Artist: Stefanie Kiihn

Many Backgrounds, One Goal

Suffragists came from many different backgrounds. Many were working class women with jobs in factories and stores. Some were from ethnic and racial minority groups. Some lived in small towns or on farms. Some were career women—doctors, lawyers, teachers, reporters. Others were middle or upper middle-class women who did not work outside the home but who had useful connections, as well as the time and resources to devote to the cause.

While most of the suffrage work in Minnesota focused on the Twin Cities, there were small suffrage clubs throughout the state, from Duluth and Rochester to Pipestone and Pine Island. Still, the MWSA had limited resources, and it was hard for them to reach all corners of Minnesota. In the final push for ratification of the Nineteenth Amendment, organizers visited communities where the people had never learned about women suffrage.

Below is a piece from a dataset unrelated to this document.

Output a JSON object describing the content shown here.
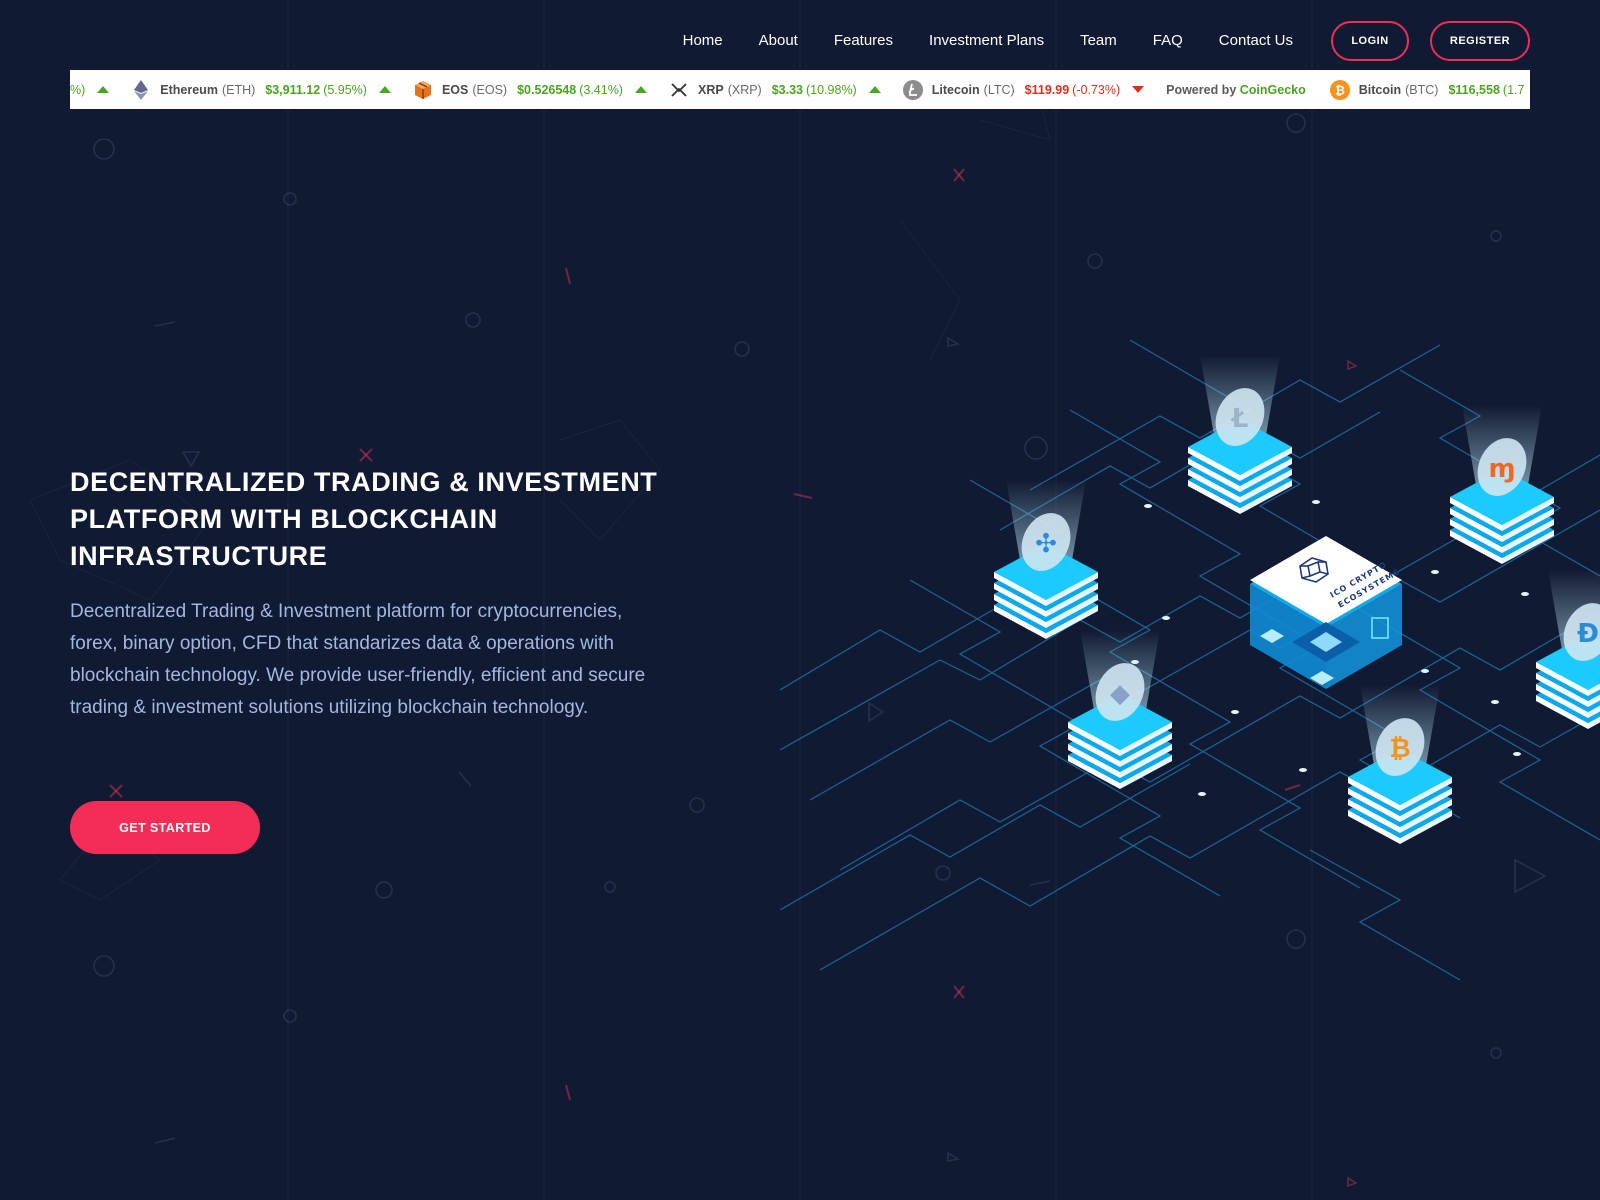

By 1913, the fight for woman suffrage had been going on for decades. Women had full voting rights in some states in the West. But in others like Minnesota, they could only vote in school and library board elections.

Featured image: Clara Hardenbrook and her daughters.

Clara Eva Hardenbrook
Stefanie Kiihn
Ink

Clara Eva Hardenbrook

Clara Hardenbrook (1877-1936) was a working-class woman who lived with her family on the East Side of St. Paul. Since 1875, women in Minnesota had been eligible to vote in school board elections, and a new city charter was going to affect the way St. Paul schools were governed. Hardenbrook registered to vote as C. E. Hardenbrook, but when she tried to vote on May 7, 1914, she was turned away from the polls. The case went all the way to the Minnesota Supreme Court, which issued a decision against the activist in December 1914. After her court case, Hardenbrook returned to her working-class life.

Hardenbrook registered to vote as C. E. Hardenbrook, but when she tried to vote on May 7, 1914, she was turned away.